2 min read

Choosing a Finish

Traditional Char

Wood cladding is charred deeply with intense fire, burning the cellulose and hemicellulose layer of the wood to produce a robust and stable char (soot) layer. The carbon in this char layer makes the wood naturally hydrophobic, UV resistant and pest resistant.

The char layer is sealed with a penetrating linseed oil-based sealer that fortifies the char layer and seals the cladding so no soot rubs off when touched. The aesthetic is a black, crackled, alligator skin surface with a deep faceted char layer that reflects surrounding light and environment.

Periodic re-oiling is recommended every 5-10 years or as needed to re-fortify the char layer ensuring long-term stability. If re-oiling is not chosen, substantial erosion of char layer will occur over 30-40 years via the mechanisms of wind, rain, snow and snow. Maintenance is a straight forward, low-cost procedure with no prep — simply reapply original penetrating oil. This oil is pigmented black so any defects that have occurred will colour the exposed wood black to match the char.

Burn & Brush

Burn & Brush undergoes the charring just described, but the soot layer is then brushed off to varying degrees to reveal the board’s beautiful topographical grain and transformed colour tones. The process removes more of the board’s ‘spring wood’ (soft, light grains) and leaves the board’s ‘winter wood’ (denser, hard grains), producing a textured surface and colour palate unlike any other.

From here, the cladding can be finished with an almost infinite array of pigmented UV or non-UV oils to produce the desired aesthetic. From naturals, ambers, greys and our popular blacks; from semi-transparent to opaques; the combinations create stunning finished cladding that still have unmistakable shou sugi ban character.

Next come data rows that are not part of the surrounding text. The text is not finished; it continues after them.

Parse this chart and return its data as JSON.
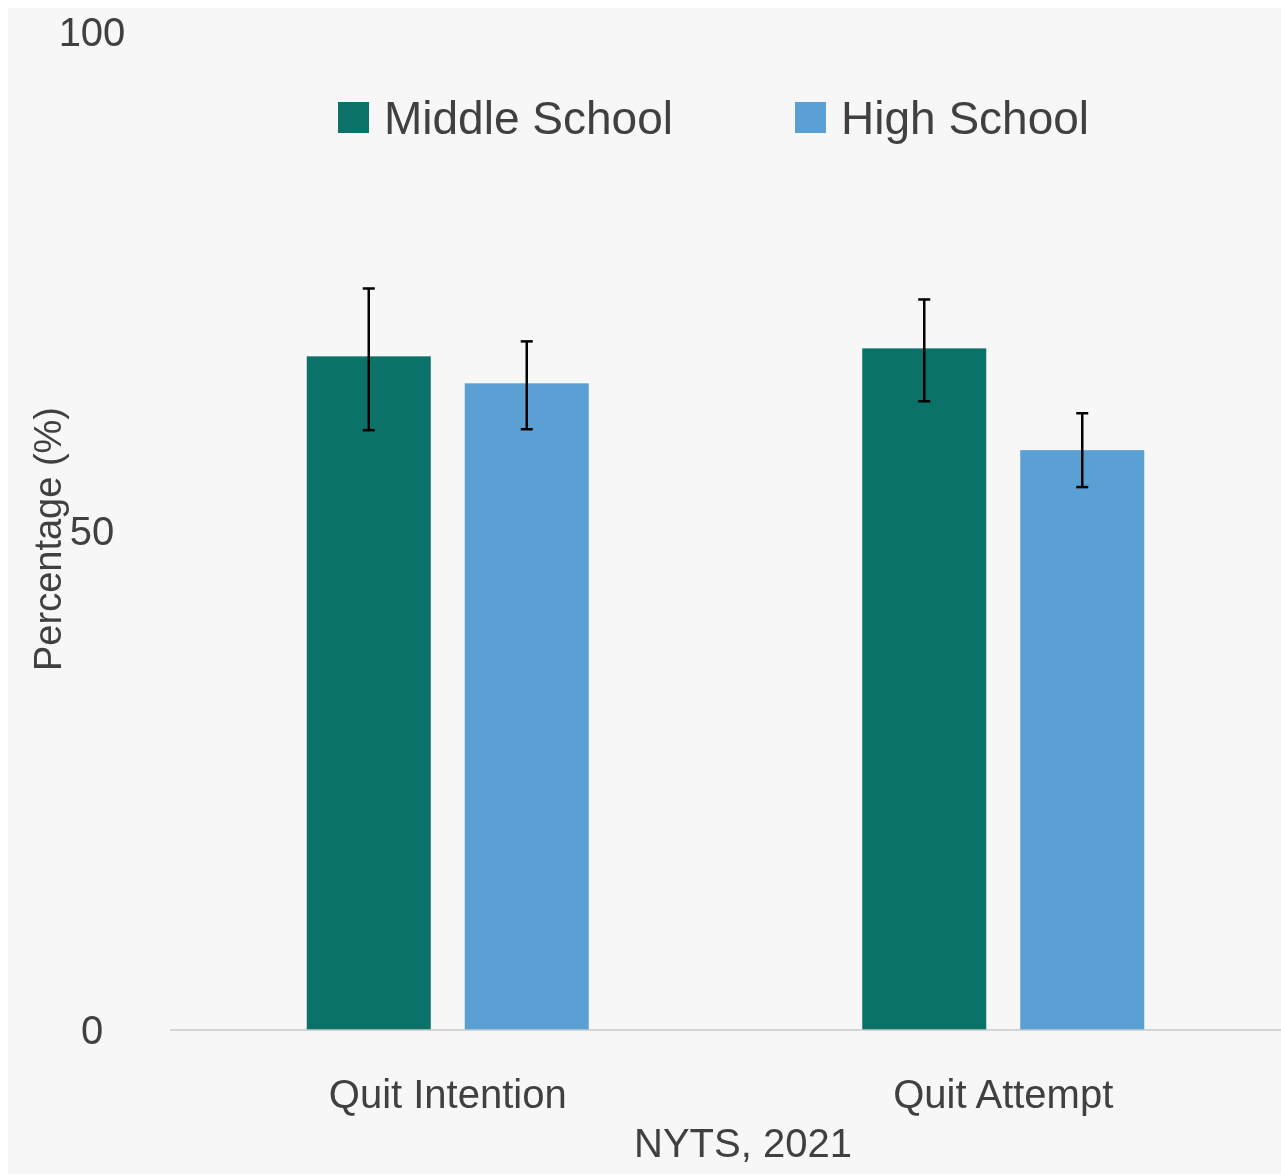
{
  "chart_data": {
    "type": "bar",
    "xlabel": "NYTS, 2021",
    "ylabel": "Percentage (%)",
    "categories": [
      "Quit Intention",
      "Quit Attempt"
    ],
    "series": [
      {
        "name": "Middle School",
        "color": "#0a7268",
        "values": [
          67.5,
          68.3
        ],
        "errors": [
          [
            60.1,
            74.3
          ],
          [
            63.0,
            73.2
          ]
        ]
      },
      {
        "name": "High School",
        "color": "#5aa0d4",
        "values": [
          64.8,
          58.1
        ],
        "errors": [
          [
            60.2,
            69.0
          ],
          [
            54.4,
            61.8
          ]
        ]
      }
    ],
    "ylim": [
      0,
      100
    ],
    "yticks": [
      0,
      50,
      100
    ],
    "grid": false,
    "legend": "top"
  }
}
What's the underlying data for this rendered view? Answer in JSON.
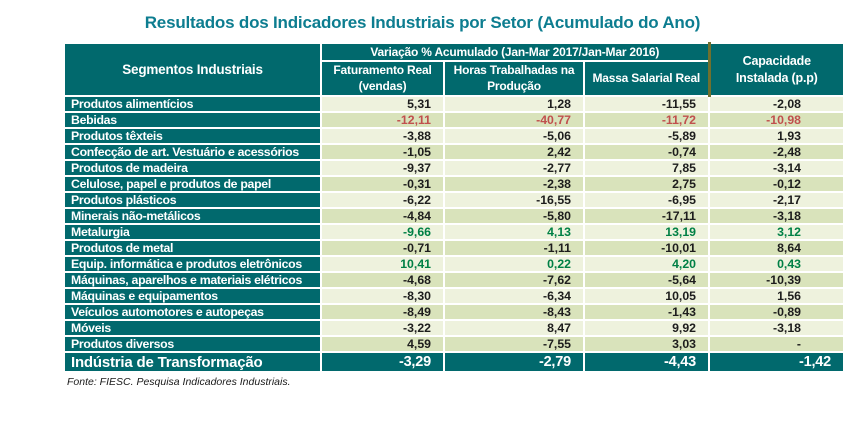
{
  "title": "Resultados dos Indicadores Industriais por Setor (Acumulado do Ano)",
  "source": "Fonte: FIESC. Pesquisa Indicadores Industriais.",
  "colors": {
    "header_teal": "#01696d",
    "title_teal": "#0d7d90",
    "row_light": "#eef2dd",
    "row_dark": "#d9e3bb",
    "negative_highlight_red": "#c0504d",
    "positive_highlight_green": "#008045",
    "capacity_divider_olive": "#70702e"
  },
  "chart_data": {
    "type": "table",
    "title": "Resultados dos Indicadores Industriais por Setor (Acumulado do Ano)",
    "header": {
      "segments": "Segmentos Industriais",
      "variation_group": "Variação % Acumulado (Jan-Mar 2017/Jan-Mar 2016)",
      "columns": [
        "Faturamento Real (vendas)",
        "Horas Trabalhadas na Produção",
        "Massa Salarial Real"
      ],
      "capacity": "Capacidade Instalada (p.p)"
    },
    "rows": [
      {
        "segment": "Produtos alimentícios",
        "values": [
          "5,31",
          "1,28",
          "-11,55",
          "-2,08"
        ],
        "highlight": null
      },
      {
        "segment": "Bebidas",
        "values": [
          "-12,11",
          "-40,77",
          "-11,72",
          "-10,98"
        ],
        "highlight": "red"
      },
      {
        "segment": "Produtos têxteis",
        "values": [
          "-3,88",
          "-5,06",
          "-5,89",
          "1,93"
        ],
        "highlight": null
      },
      {
        "segment": "Confecção de art. Vestuário e acessórios",
        "values": [
          "-1,05",
          "2,42",
          "-0,74",
          "-2,48"
        ],
        "highlight": null
      },
      {
        "segment": "Produtos de madeira",
        "values": [
          "-9,37",
          "-2,77",
          "7,85",
          "-3,14"
        ],
        "highlight": null
      },
      {
        "segment": "Celulose, papel e produtos de papel",
        "values": [
          "-0,31",
          "-2,38",
          "2,75",
          "-0,12"
        ],
        "highlight": null
      },
      {
        "segment": "Produtos plásticos",
        "values": [
          "-6,22",
          "-16,55",
          "-6,95",
          "-2,17"
        ],
        "highlight": null
      },
      {
        "segment": "Minerais não-metálicos",
        "values": [
          "-4,84",
          "-5,80",
          "-17,11",
          "-3,18"
        ],
        "highlight": null
      },
      {
        "segment": "Metalurgia",
        "values": [
          "-9,66",
          "4,13",
          "13,19",
          "3,12"
        ],
        "highlight": "green"
      },
      {
        "segment": "Produtos de metal",
        "values": [
          "-0,71",
          "-1,11",
          "-10,01",
          "8,64"
        ],
        "highlight": null
      },
      {
        "segment": "Equip. informática e produtos eletrônicos",
        "values": [
          "10,41",
          "0,22",
          "4,20",
          "0,43"
        ],
        "highlight": "green"
      },
      {
        "segment": "Máquinas, aparelhos e materiais elétricos",
        "values": [
          "-4,68",
          "-7,62",
          "-5,64",
          "-10,39"
        ],
        "highlight": null
      },
      {
        "segment": "Máquinas e equipamentos",
        "values": [
          "-8,30",
          "-6,34",
          "10,05",
          "1,56"
        ],
        "highlight": null
      },
      {
        "segment": "Veículos automotores e autopeças",
        "values": [
          "-8,49",
          "-8,43",
          "-1,43",
          "-0,89"
        ],
        "highlight": null
      },
      {
        "segment": "Móveis",
        "values": [
          "-3,22",
          "8,47",
          "9,92",
          "-3,18"
        ],
        "highlight": null
      },
      {
        "segment": "Produtos diversos",
        "values": [
          "4,59",
          "-7,55",
          "3,03",
          "-"
        ],
        "highlight": null
      }
    ],
    "total": {
      "segment": "Indústria de Transformação",
      "values": [
        "-3,29",
        "-2,79",
        "-4,43",
        "-1,42"
      ]
    }
  }
}
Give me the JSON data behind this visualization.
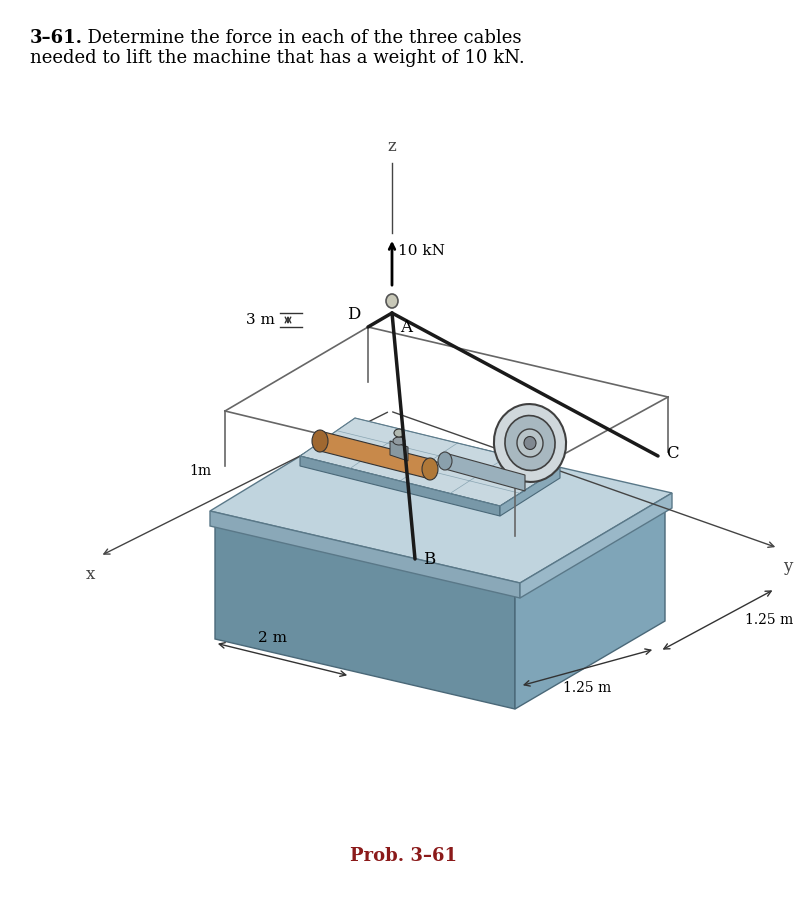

Periodic re-oiling is recommended every 3-10 years or as needed to refresh the original factory finish and avoid substantial patina, ensuring a ‘day one’ look. If re-oiling is not chosen, UV oxidization of the original finish will occur and the pigment will patina out of the cladding, revealing brown to grey to silver wood. There is an emerging movement to embrace this natural patina of the material, particularly with grey tones which harken to shou sugi ban’s roots in Japan. The imperfection in organic material weathering, called wabi-sabi, was embraced and having no maintenance of the material was a secondary attribute. As with Traditional Char finish, maintenance is a straight-forward, low-cost procedure with no prep — simply reapply original penetrating oil.